Scusi, ma lei è lo stesso Calabrò che ha scritto “Moralisti da tre soldi” su Campari & De Maistre?

Grazie.

Manlio Pittori

Sono io. 🙂 c’è pure il mio curriculum in rete, se googla “curriculum dott. Calabrò” con i titoli e i link ai miei articoli

Ah, ecco. Ora, a parte che se digito in Google “curriculum dott. Calabrò”, Google mi risponde “Nessun risultato trovato per “curriculum dott. Calabrò”.”, ma con chi ce l’hai, nella lenzuolata su Campari & De Maistre? Tralasciando che, personalmente, non spenderei un istante del mio tempo per commentare quello che dice Alda D’Eusanio a La vita in diretta (oltre a evitare accuratamente La vita in diretta, Alda D’Eusanio e tutto lo scatolotto parlante: ma non hai niente di meglio da fare, nella vita, che vedere La vita in diretta?), proprio non ho capito chi sono i destinatari della tua bizzarra ira.

In quanto alla vicenda di Eluana Englaro, mi pare tu abbia capito poco o nulla della faccenda: in assenza di un quadro normativo ordinario, i giudici hanno applicato, molto semplicemente, l’art. 32 della Costituzione, che stabilisce che “nessuno può essere obbligato a un determinato trattamento sanitario se non per disposizione di legge”. E dal momento che nessuna legge stabilisce l’obbligatorietà del sondino naso-gastrico, la conclusione non mi pare così incredibile. Non ti possono dare neanche un’aspirina, senza il tuo consenso: perché dovrebbero applicarti a vita un sondino naso-gastrico, che è leggermente più invasivo di un’aspirina?

Certo, per capire queste cose ci vorrebbero un paio di cognizioni almeno minimali di diritto: cosa che l’italiano medio ignora, e nonostante questo si permette di farneticare di omicidi del consenziente e di eutanasia.

Grazie per l’attenzione: se poi mi spieghi con chi ce l’hai, nel pezzo su Campari & DM, te ne sarò ulteriormente grato.

Manlio Pittori

Non guardo la vita in diretta, ho guardato su youtube il “pezzo incriminato” perché ero curioso.

Quanto all’art. 32, questo dice che a nessuno possono essere imposte terapie contro la sua volontà, esclusi i casi previsti da legge (classicamente il tso). Ora, quanto le parole di una ragazza messa davanti al coma di un amico possano essere considerate “volontà” è discutibilissimo. Mentre le pronunciava (SE le ha pronunciate) non poteva sapere che qualcuno le avrebbe prese come volontà da usare concretamente. Io stesso ho detto cose del genere davanti a gravi sofferenze altrui, ma non mi farei affatto staccare la spina. Un conto è dire “meglio morire” altro conto è rispondere alla domanda ponderata “dimmi cosa vuoi che facciamo se finisci in coma, e occhio che faremo quello che ci dici.”

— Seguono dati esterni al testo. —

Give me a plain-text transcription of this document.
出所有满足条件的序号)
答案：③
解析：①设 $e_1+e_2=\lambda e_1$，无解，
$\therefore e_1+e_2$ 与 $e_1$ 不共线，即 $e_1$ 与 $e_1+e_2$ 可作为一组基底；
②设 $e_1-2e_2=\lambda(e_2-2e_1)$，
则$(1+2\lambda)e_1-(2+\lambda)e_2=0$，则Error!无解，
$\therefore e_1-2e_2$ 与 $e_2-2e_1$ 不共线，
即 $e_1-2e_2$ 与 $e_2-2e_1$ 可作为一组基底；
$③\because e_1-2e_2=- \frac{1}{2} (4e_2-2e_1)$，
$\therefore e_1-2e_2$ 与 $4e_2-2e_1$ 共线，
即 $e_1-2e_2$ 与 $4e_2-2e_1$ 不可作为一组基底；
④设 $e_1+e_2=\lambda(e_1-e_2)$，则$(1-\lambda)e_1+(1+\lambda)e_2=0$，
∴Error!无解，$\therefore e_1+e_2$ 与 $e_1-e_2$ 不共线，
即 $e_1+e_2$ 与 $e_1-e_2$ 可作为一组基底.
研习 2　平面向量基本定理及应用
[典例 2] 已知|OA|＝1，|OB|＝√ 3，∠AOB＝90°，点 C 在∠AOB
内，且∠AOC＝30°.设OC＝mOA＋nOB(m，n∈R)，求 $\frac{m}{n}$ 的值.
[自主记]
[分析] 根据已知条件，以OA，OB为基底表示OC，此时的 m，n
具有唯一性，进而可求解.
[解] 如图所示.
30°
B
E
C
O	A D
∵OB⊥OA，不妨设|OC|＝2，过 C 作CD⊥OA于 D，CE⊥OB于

Ce l’ho con chi pretende di giudicare una donna che ha detto una fesseria, quando lui stesso, ogni giorno, si pronuncia favorevole a stermini quali sono gli aborti, mascherandoli da atti di civiltà.

http://www.enpam.it/wp-content/repository/universaliamultimediale/CI/sentenzemassime.htm

Questo il curriculum:

https://calabrescia.wordpress.com/2013/08/30/curriculum-vitae-del-dott-alberto-calabro/

La tua risposta conferma pienamente la mia analisi: la tua è una formazione giuridica approssimativa. Vigendo in Italia il principio del non liquet, il giudice applica il diritto che c’è: ed essendo l’unico diritto esistente al tempo di Eluana Englaro quello dell’art. 32 Cost., quello ha applicato.

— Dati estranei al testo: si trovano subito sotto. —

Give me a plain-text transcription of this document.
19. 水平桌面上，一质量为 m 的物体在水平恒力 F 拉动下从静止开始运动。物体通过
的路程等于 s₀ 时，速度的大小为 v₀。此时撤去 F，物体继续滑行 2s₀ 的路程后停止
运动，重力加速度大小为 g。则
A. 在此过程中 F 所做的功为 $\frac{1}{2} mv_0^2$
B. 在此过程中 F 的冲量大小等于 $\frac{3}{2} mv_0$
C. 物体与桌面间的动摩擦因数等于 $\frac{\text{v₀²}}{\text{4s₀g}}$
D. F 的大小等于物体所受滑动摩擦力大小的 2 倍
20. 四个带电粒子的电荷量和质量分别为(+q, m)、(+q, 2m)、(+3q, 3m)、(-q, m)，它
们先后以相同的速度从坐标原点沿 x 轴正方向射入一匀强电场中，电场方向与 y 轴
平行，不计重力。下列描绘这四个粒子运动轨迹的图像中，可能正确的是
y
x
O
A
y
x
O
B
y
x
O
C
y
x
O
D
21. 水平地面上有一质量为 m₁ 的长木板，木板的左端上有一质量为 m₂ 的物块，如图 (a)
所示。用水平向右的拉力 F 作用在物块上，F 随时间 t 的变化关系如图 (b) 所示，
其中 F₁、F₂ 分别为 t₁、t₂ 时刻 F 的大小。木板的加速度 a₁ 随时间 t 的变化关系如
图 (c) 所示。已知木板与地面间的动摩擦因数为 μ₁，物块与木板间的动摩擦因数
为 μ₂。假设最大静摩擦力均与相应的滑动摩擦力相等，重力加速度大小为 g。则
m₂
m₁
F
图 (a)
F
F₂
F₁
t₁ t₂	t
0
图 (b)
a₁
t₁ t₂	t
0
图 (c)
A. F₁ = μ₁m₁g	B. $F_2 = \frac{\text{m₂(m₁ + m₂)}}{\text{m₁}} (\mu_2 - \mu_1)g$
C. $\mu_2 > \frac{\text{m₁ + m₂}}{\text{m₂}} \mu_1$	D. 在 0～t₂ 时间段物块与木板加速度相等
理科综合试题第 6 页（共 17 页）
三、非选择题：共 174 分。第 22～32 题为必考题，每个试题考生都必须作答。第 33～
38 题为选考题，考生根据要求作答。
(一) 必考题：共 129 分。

Non ti piace come è stato applicato il principio dell’art. 32? Nemmeno a me è piaciuto il recente revirement della Cassazione sui termini di costituzione dell’opponente nel giudizio in opposizione al decreto ingiuntivo, ma questa è la fisiologia del diritto, che deve essere interpretato (il mito della bouche de la loi è roba da giacobini).

Insomma, sarai anche un bravo notaio in erba, ma sul resto – penso lo si dica anche dalle tue parti – ne devi mangiare ancora parecchia, di polenta.

Grazie, auguri – ne hai bisogno.

Manlio Pittori

Avrai visto che ho una laurea in legge, so bene che la disposizione si fa norma attraverso l’interpretazione. E conosco la Costituzione. È proprio perché la norma va interpretata (a maggior ragione se è norma generale) che mi permetto, in scienza e coscienza, di dare una mia interpretazione. E secondo la mia interpretazione, dato che alla persona non può essere obbligata a trattamenti sanitari contro la sua volontà, è necessario che la stessa esprima, per la legittima sospensione del trattamento, un valido consenso. E sempre in scienza e coscienza ritengo che il consenso debba avere almeno due requisiti

1) essere espresso in forma solenne, nella consapevolezza che la propria volontà sarà rispettata (perché un conto è pronunciare parole di sconforto davanti alla sofferenza altrui, altro è sedersi a mente lucida nella consapevolezza di dover comunicare a terze persone una propria volontà ponderata e ufficiale, nonché incontrovertibile, sapendo che verrà rispettata);
2) essere espresso, se non nell’immediatezza della sospensione del trattamento (perché in certi casi, come lo SVP, il consenso non può certo essere espresso al momento, altrimenti il paziente non sarebbe in coma) almeno in un lasso di tempo precedente che lasci ragionevolmente supporre che la volontà della persona non sia mutata.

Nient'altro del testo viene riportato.